Na verdade, parecia não haver mais nada no mundo.

As árvores, porém, ainda estavam lá. Os troncos serviram de apoio enquanto ele cambaleava para fora do bosque e as copas pareciam observar enquanto ele atravessava o pequeno trecho descampado de modo vacilante até a sua casa.

Ou ao que tinha restado dela.

As ruínas da Casa Stoneregis assistiram um rapazinho imberbe revirando as cinzas de seu próprio lar. A última casa justa do sul havia finalmente sucumbido diante do Império. O mundo que Heng havia conhecido não existia mais. O que seria de Pedra do Rei agora que não havia uma Casa Nobre para olhar por ela?

A residência da família Aster tinha sido reduzida a um monte de pedras fumegantes. Seus pais estavam mortos. Sua irmã tinha sido levada. Haviam sobrado apenas três espadas puídas, ainda quentes devido às brasas e meio soterradas nas cinzas. Heng conhecia as histórias daquelas lâminas, afinal elas se confundiam com a de sua família.

As mãos de Heng pareciam menores quando ele se abaixou para pegá-las. Pareciam mais lisas e desajeitadas, completamente diferentes das mãos de um soldado que havia vivenciado mil batalhas.

Aquele era um estranho pensamento e Heng simplesmente o rechaçou. Ele nunca tinha sido um soldado. Suas mãos, portanto, refletiam apenas aquilo que ele era: um menino fraco, incapaz de proteger seus entes mais queridos.

Heng prendeu as espadas no cinto desgastado e continuou a andar.

Ouviu um som estranho e se voltou na direção do celeiro. O telhado havia cedido e a construção estava meio tombada de lado, como se estivesse prestes a desabar. Com a entrada principal bloqueada, ele precisou entrar por uma pequena abertura na lateral.

Ouviu um choro.

Nina! Seria sua irmã?

Atrás de uma pilha de madeira meio consumida, uma garota se escondia. Era velha demais para ser Nina. Na verdade, parecia ser um pouco mais velha que o próprio Heng. Era magra, com os cabelos negros presos numa trança desgrenhada. As roupas estavam rasgadas, mas ainda possuíam uma certa... nobreza.

Ela desenterrou o rosto das palmas das mãos e voltou os olhos verdes para ele. Embora seu rosto estivesse inchado de tanto chorar, Heng a reconheceria em qualquer lugar. A tinha visto muitas vezes antes daquela terrível guerra começar.

— Princesa Tylda? — ele perguntou, chocado.

A expressão no rosto dela era a encarnação do medo.

— Por favor, não faça nenhum mal comigo. — ela implorou. — Não conte a eles que eu estou aqui!

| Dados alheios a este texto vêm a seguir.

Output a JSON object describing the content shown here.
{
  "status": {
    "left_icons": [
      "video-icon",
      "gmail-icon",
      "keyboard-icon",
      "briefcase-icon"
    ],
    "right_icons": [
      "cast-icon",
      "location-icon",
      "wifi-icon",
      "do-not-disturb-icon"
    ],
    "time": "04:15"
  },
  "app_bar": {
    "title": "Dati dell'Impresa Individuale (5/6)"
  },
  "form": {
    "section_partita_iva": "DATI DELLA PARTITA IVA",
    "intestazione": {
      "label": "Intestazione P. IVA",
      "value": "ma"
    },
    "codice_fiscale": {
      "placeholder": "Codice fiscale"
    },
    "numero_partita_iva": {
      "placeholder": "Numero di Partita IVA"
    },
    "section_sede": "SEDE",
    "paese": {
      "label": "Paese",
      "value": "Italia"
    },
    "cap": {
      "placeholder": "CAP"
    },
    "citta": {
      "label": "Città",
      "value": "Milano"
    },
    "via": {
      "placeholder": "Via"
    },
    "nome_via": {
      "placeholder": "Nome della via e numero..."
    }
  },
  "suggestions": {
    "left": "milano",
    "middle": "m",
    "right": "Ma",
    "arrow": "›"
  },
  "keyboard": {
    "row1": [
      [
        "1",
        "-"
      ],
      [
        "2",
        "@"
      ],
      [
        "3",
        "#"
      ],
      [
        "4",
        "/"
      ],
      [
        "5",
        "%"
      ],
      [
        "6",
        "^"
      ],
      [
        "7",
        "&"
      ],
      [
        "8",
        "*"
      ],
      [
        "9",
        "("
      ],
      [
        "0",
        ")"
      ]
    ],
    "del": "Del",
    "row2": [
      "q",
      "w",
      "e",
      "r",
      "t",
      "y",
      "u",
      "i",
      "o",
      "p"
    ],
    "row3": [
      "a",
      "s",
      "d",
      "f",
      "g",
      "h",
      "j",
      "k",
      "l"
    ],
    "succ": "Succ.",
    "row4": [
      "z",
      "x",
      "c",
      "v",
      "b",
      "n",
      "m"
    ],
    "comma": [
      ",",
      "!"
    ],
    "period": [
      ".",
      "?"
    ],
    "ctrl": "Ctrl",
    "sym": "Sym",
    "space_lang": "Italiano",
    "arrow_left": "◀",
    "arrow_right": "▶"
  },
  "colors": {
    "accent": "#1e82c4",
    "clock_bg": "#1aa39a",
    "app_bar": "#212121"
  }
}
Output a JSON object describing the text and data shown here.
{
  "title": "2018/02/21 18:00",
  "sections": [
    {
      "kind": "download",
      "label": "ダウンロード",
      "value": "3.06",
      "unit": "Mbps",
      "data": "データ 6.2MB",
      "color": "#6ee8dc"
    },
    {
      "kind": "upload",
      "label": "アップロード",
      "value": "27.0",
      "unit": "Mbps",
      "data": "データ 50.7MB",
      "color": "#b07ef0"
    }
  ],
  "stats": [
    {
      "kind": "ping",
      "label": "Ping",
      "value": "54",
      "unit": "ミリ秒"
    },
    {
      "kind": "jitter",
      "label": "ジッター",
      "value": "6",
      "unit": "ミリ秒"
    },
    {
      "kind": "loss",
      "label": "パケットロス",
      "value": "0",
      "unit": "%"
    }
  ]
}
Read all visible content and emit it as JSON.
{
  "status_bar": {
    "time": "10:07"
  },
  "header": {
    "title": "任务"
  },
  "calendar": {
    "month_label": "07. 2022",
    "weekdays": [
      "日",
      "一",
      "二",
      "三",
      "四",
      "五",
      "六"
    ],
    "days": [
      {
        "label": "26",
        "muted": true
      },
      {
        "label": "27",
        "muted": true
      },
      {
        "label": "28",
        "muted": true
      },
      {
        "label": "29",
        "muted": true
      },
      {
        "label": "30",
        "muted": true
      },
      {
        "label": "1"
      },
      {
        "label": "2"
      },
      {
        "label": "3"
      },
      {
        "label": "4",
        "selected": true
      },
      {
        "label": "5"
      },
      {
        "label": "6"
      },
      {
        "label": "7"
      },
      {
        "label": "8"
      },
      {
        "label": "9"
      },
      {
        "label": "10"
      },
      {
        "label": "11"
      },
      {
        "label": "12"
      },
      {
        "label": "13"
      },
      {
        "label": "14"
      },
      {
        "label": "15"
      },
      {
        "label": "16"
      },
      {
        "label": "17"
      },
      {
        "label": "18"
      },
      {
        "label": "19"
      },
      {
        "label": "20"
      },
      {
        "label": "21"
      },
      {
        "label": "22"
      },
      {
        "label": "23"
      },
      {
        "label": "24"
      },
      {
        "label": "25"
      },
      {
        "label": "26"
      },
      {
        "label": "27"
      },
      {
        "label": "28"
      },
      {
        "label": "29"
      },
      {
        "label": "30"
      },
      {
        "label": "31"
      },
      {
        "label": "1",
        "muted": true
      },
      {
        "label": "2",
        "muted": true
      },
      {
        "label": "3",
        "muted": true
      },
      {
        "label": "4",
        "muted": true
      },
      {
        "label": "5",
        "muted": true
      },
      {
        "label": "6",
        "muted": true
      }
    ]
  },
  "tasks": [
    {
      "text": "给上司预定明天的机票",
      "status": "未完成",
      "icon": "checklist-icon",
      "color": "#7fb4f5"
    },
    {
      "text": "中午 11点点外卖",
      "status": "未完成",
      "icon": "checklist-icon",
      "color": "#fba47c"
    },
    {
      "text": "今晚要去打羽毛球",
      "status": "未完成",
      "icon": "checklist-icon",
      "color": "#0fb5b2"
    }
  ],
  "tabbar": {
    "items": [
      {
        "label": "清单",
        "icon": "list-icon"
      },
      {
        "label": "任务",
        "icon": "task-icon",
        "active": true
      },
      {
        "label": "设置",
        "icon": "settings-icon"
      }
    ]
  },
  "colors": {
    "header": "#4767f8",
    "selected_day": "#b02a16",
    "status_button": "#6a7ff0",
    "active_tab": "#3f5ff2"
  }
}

Heng duvidava que a lendária princesa Nola tivesse desejado isso para o seu próprio sangue. Seu marido, Athor Andill, jamais compôs uma cantiga que previsse um destino tão cruel. De qualquer modo, não era o final de tudo. A Princesa Tylda estava ali, resistindo bravamente como o último fruto da sua linhagem. Por causa disso, ainda havia esperança. Por causa disso, Pedra do Rei poderia sobreviver.